O TRABALHO, O EMPREGO E A INFORMALIZAÇÃO DAS RELAÇÕES COM O ESTADO
PROJETO DE DISSERTAÇÃO DE MESTRADO
1998
"O mais simples de quantos processos de produção se conheçam é a ocupação, isto é, a modalidade consistente em alguém colocar sob sua ação uma cousa, detendo-a ou metendo-se nela, conforme seja móvel ou imóvel; nos albores da humanidade deve ter sido o único, atendendo ao pouco desenvolvimento da inteligência naquelas remotas eras, já cobertas pelos sedimentos das sucessões geológicas, mas aflorando, aqui e ali, nas camadas sociais coevas"
Francisco Rod. Simch
Programa de Economia Social (1934:pp.41)
01. APRESENTAÇÃO
Este "Projeto de Pesquisa" refere-se a Dissertação de Conclusão do Curso de Mestrado em Desenvolvimento Social da Escola de Serviço Social da Universidade Católica de Pelotas. Sendo um Economista especializado no estudo dos problemas do Desenvolvimento Econômico, temos nos interessado pela transformação das Categorias Sociais Trabalho e Emprego e seus reflexos para a humanidade.
O trabalho existe para o homem ou o homem foi criado para o trabalho?

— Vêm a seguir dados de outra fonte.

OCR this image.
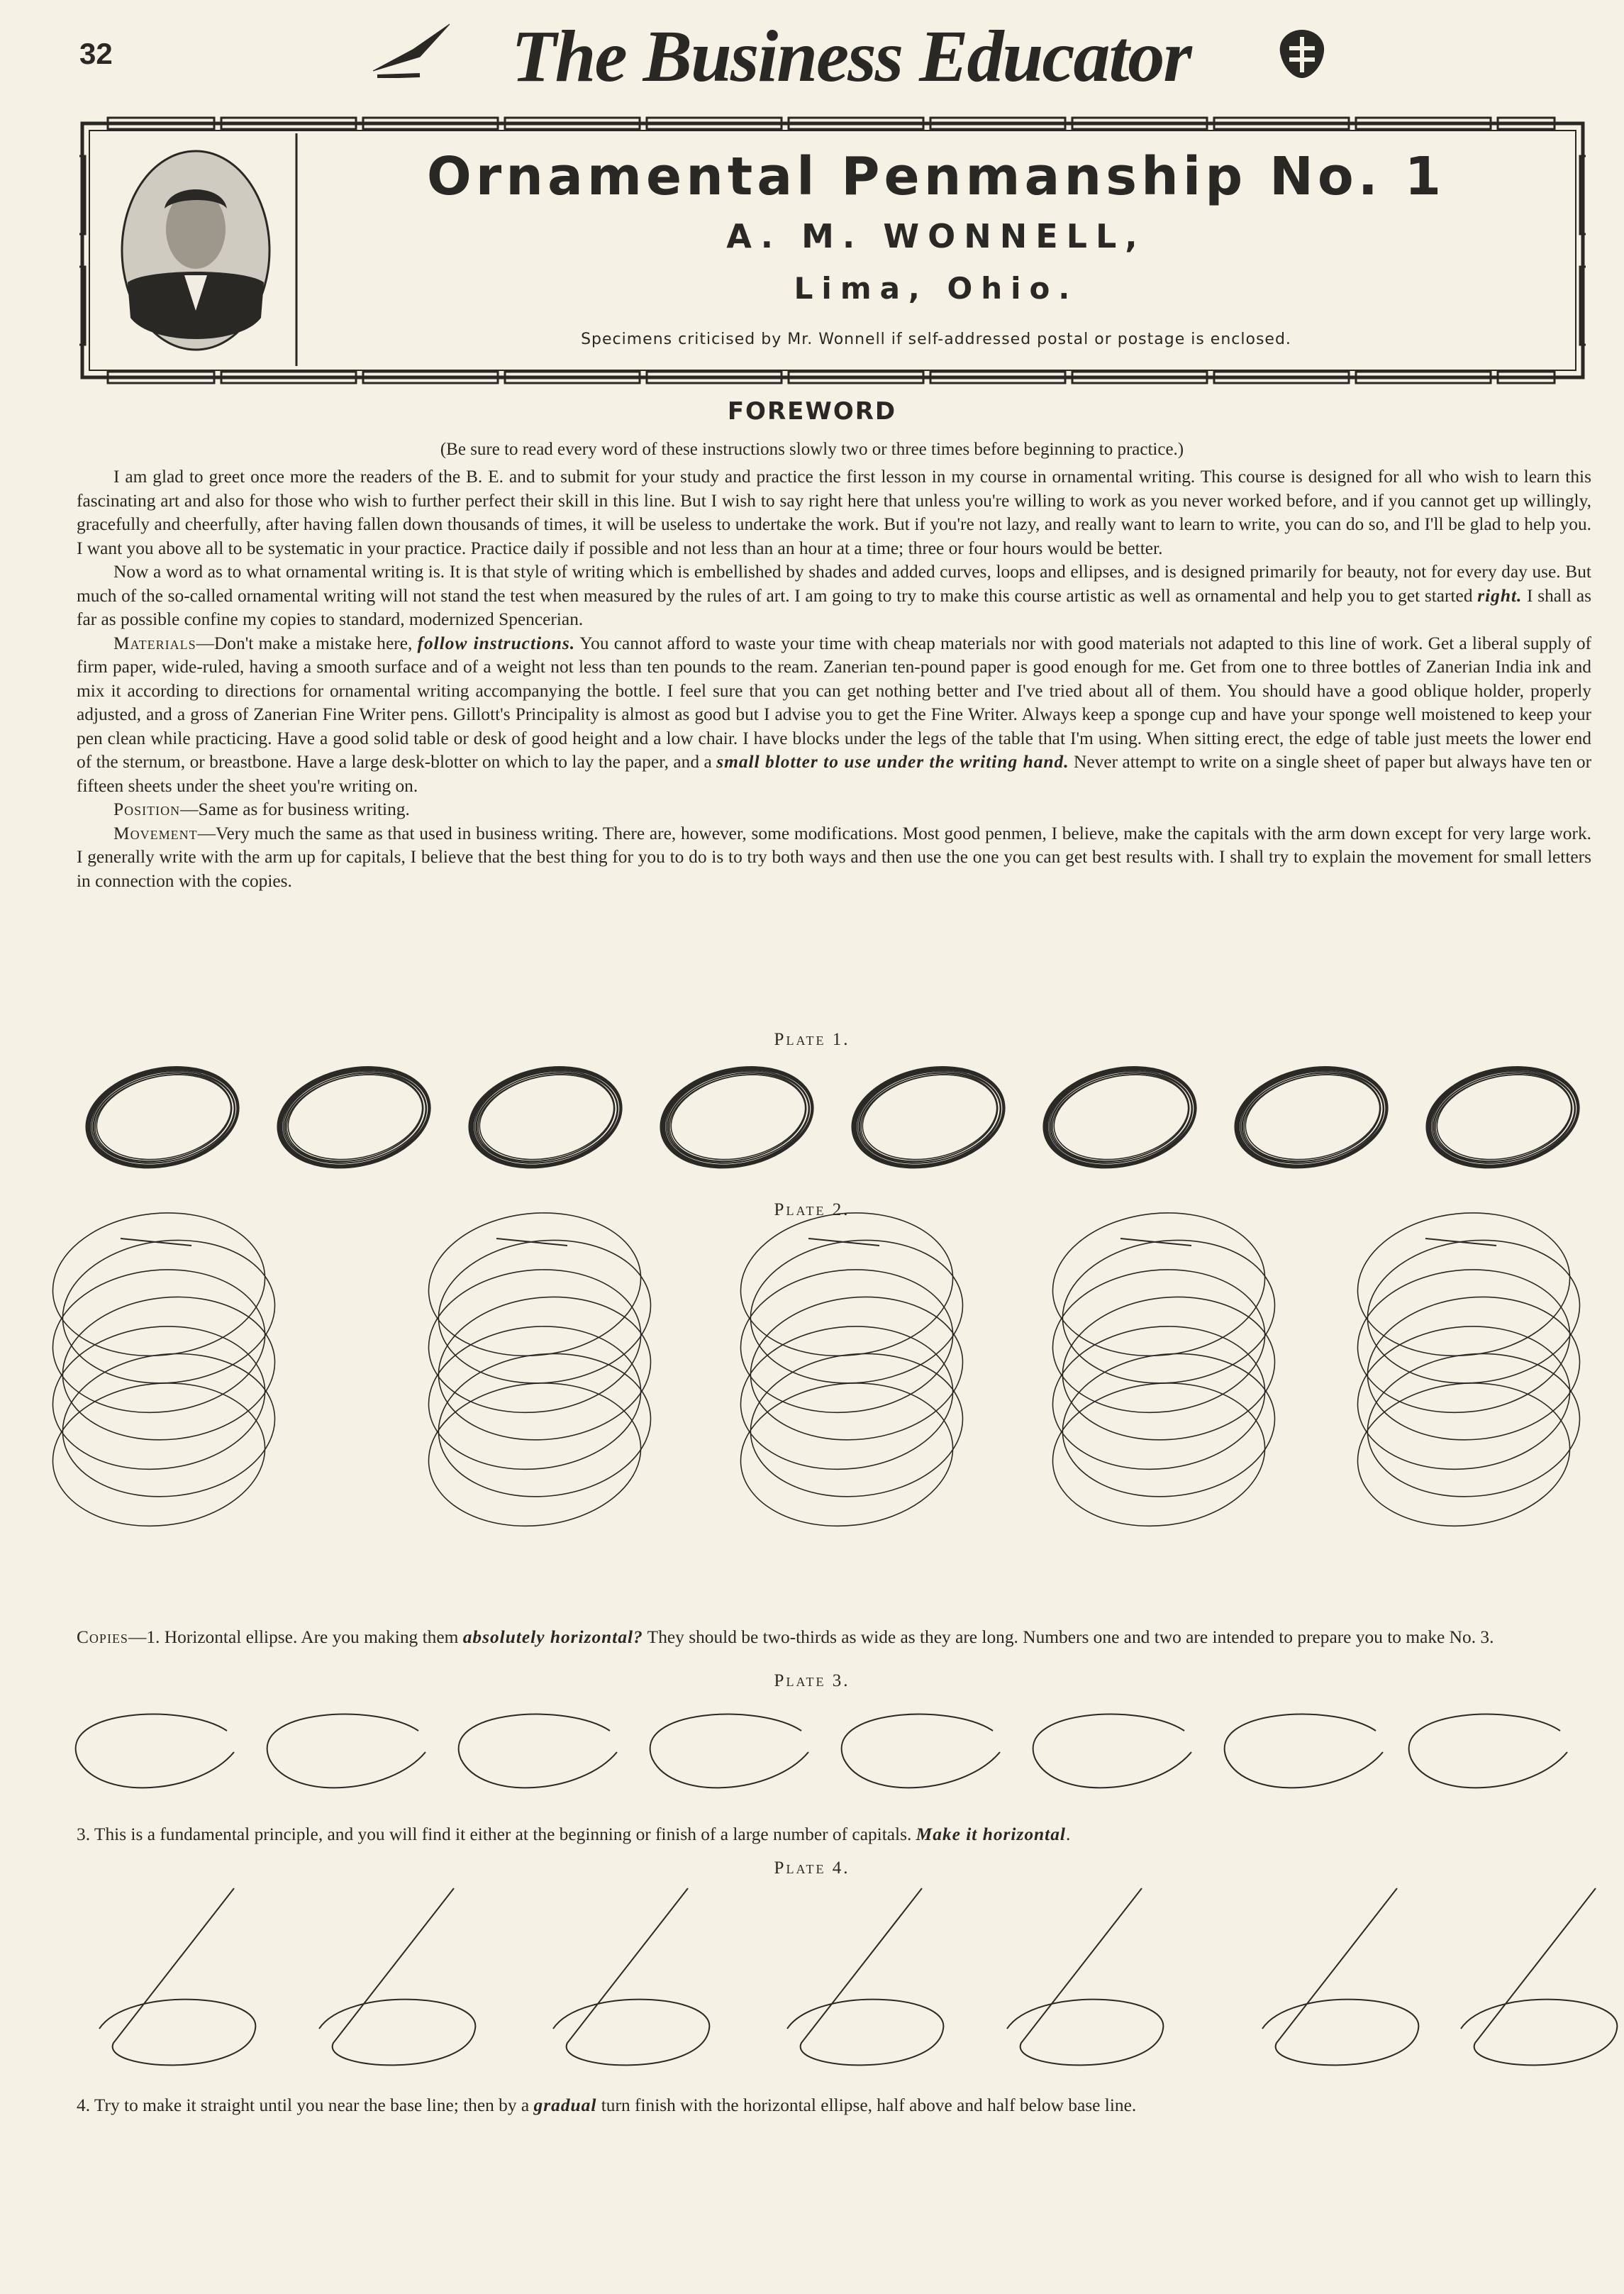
32	The Business Educator
Ornamental Penmanship No. 1
A. M. WONNELL,
Lima, Ohio.
Specimens criticised by Mr. Wonnell if self-addressed postal or postage is enclosed.
FOREWORD
(Be sure to read every word of these instructions slowly two or three times before beginning to practice.)

I am glad to greet once more the readers of the B. E. and to submit for your study and practice the first lesson in my course in ornamental writing. This course is designed for all who wish to learn this fascinating art and also for those who wish to further perfect their skill in this line. But I wish to say right here that unless you're willing to work as you never worked before, and if you cannot get up willingly, gracefully and cheerfully, after having fallen down thousands of times, it will be useless to undertake the work. But if you're not lazy, and really want to learn to write, you can do so, and I'll be glad to help you. I want you above all to be systematic in your practice. Practice daily if possible and not less than an hour at a time; three or four hours would be better.

Now a word as to what ornamental writing is. It is that style of writing which is embellished by shades and added curves, loops and ellipses, and is designed primarily for beauty, not for every day use. But much of the so-called ornamental writing will not stand the test when measured by the rules of art. I am going to try to make this course artistic as well as ornamental and help you to get started right. I shall as far as possible confine my copies to standard, modernized Spencerian.

Materials—Don't make a mistake here, follow instructions. You cannot afford to waste your time with cheap materials nor with good materials not adapted to this line of work. Get a liberal supply of firm paper, wide-ruled, having a smooth surface and of a weight not less than ten pounds to the ream. Zanerian ten-pound paper is good enough for me. Get from one to three bottles of Zanerian India ink and mix it according to directions for ornamental writing accompanying the bottle. I feel sure that you can get nothing better and I've tried about all of them. You should have a good oblique holder, properly adjusted, and a gross of Zanerian Fine Writer pens. Gillott's Principality is almost as good but I advise you to get the Fine Writer. Always keep a sponge cup and have your sponge well moistened to keep your pen clean while practicing. Have a good solid table or desk of good height and a low chair. I have blocks under the legs of the table that I'm using. When sitting erect, the edge of table just meets the lower end of the sternum, or breastbone. Have a large desk-blotter on which to lay the paper, and a small blotter to use under the writing hand. Never attempt to write on a single sheet of paper but always have ten or fifteen sheets under the sheet you're writing on.

Position—Same as for business writing.

Movement—Very much the same as that used in business writing. There are, however, some modifications. Most good penmen, I believe, make the capitals with the arm down except for very large work. I generally write with the arm up for capitals, I believe that the best thing for you to do is to try both ways and then use the one you can get best results with. I shall try to explain the movement for small letters in connection with the copies.

Plate 1.
Plate 2.
Copies—1. Horizontal ellipse. Are you making them absolutely horizontal? They should be two-thirds as wide as they are long. Numbers one and two are intended to prepare you to make No. 3.
Plate 3.
3. This is a fundamental principle, and you will find it either at the beginning or finish of a large number of capitals. Make it horizontal.
Plate 4.
4. Try to make it straight until you near the base line; then by a gradual turn finish with the horizontal ellipse, half above and half below base line.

É a nossa dúvida central, a respeito dos papéis que desempenham o homem, a economia e as idéias, no que se refere aos processos de produzir bens e serviços que venha a atender as necessidades humanas.
Ao nosso ver os papéis ao longo da história se inverteram, pois entendemos que do homem e das relações sociais, nasceram todas as atividades econômicas. Se este as criou para servir a sí e aos outros semelhantes, como pode agora a criatura engolir ou dominar o criador.

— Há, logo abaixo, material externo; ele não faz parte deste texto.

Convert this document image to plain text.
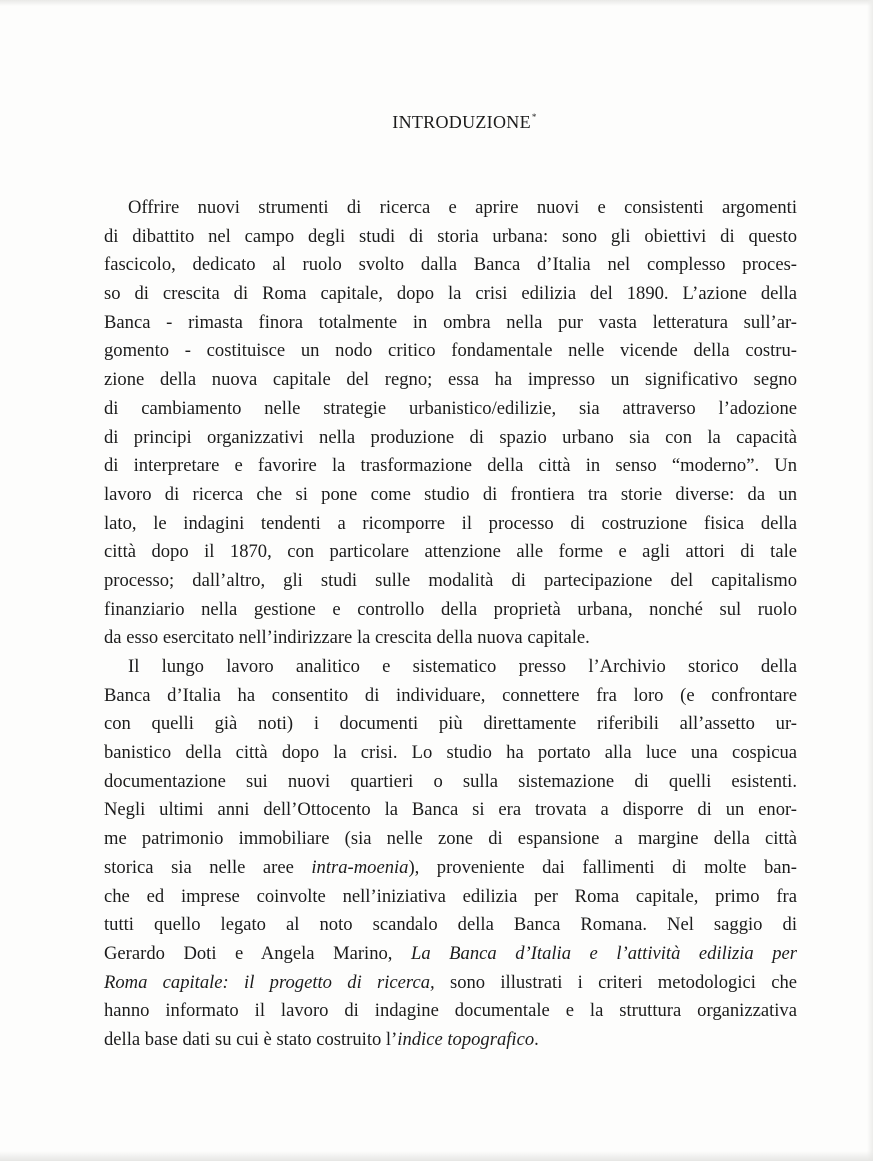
INTRODUZIONE*
Offrire nuovi strumenti di ricerca e aprire nuovi e consistenti argomenti
di dibattito nel campo degli studi di storia urbana: sono gli obiettivi di questo
fascicolo, dedicato al ruolo svolto dalla Banca d’Italia nel complesso proces-
so di crescita di Roma capitale, dopo la crisi edilizia del 1890. L’azione della
Banca - rimasta finora totalmente in ombra nella pur vasta letteratura sull’ar-
gomento - costituisce un nodo critico fondamentale nelle vicende della costru-
zione della nuova capitale del regno; essa ha impresso un significativo segno
di cambiamento nelle strategie urbanistico/edilizie, sia attraverso l’adozione
di principi organizzativi nella produzione di spazio urbano sia con la capacità
di interpretare e favorire la trasformazione della città in senso “moderno”. Un
lavoro di ricerca che si pone come studio di frontiera tra storie diverse: da un
lato, le indagini tendenti a ricomporre il processo di costruzione fisica della
città dopo il 1870, con particolare attenzione alle forme e agli attori di tale
processo; dall’altro, gli studi sulle modalità di partecipazione del capitalismo
finanziario nella gestione e controllo della proprietà urbana, nonché sul ruolo
da esso esercitato nell’indirizzare la crescita della nuova capitale.
Il lungo lavoro analitico e sistematico presso l’Archivio storico della
Banca d’Italia ha consentito di individuare, connettere fra loro (e confrontare
con quelli già noti) i documenti più direttamente riferibili all’assetto ur-
banistico della città dopo la crisi. Lo studio ha portato alla luce una cospicua
documentazione sui nuovi quartieri o sulla sistemazione di quelli esistenti.
Negli ultimi anni dell’Ottocento la Banca si era trovata a disporre di un enor-
me patrimonio immobiliare (sia nelle zone di espansione a margine della città
storica sia nelle aree intra-moenia), proveniente dai fallimenti di molte ban-
che ed imprese coinvolte nell’iniziativa edilizia per Roma capitale, primo fra
tutti quello legato al noto scandalo della Banca Romana. Nel saggio di
Gerardo Doti e Angela Marino, La Banca d’Italia e l’attività edilizia per
Roma capitale: il progetto di ricerca, sono illustrati i criteri metodologici che
hanno informato il lavoro di indagine documentale e la struttura organizzativa
della base dati su cui è stato costruito l’indice topografico.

Se o processo de produção, só é, porque existe o homem. E uma fábrica , um prédio de bolsa de valores, um livro, etc..., só existem quando compreendidos pelos caracteres da inteligência humana, fora disto são somente objetos sem sentido. Como pode a grande maioria dos homens, desfrutar e participar tão pouco, dos produtos das maravilhas tecnológicas que a humanidade produziu.
Como se explica a miséria, o desemprego, se esta raça produz tanta comida, roupas, casas, produtos e serviços, em tanta quantidade e qualidade. Será que aqueles que lutaram por uma descoberta, alguns com o sacrifício da própria vida, que produziram uma semente nova, uma cura para uma doença, um novo motor, realizaram isto para o deleite de poucos e egoístas capitalistas, ou estavam preocupados em melhorar a vida de seus semelhantes.
O aumento fantástico de produtividade gerado pela informática, que é produto do esforço milenar da humanidade, em que beneficiou o homem comum. Nada! Somente o afastou do mercado de trabalho e o transformou num produto descartável. "Inimpregável".
Por que não reduz-se a jornada de trabalho, já que a produtividade dobrou nos últimos vinte anos? Não, a humanidade dobra a produção e demite a metade dos trabalhadores. É para isto que vivemos, trabalhamos e lutamos. Para que seres no terceiro e quarto mundo, vivam em piores condições que os homens das cavernas. Lá, pelo menos, eles podiam colher e caçar a vontade. Hoje todas as searas possuem proprietários. Até o lixo.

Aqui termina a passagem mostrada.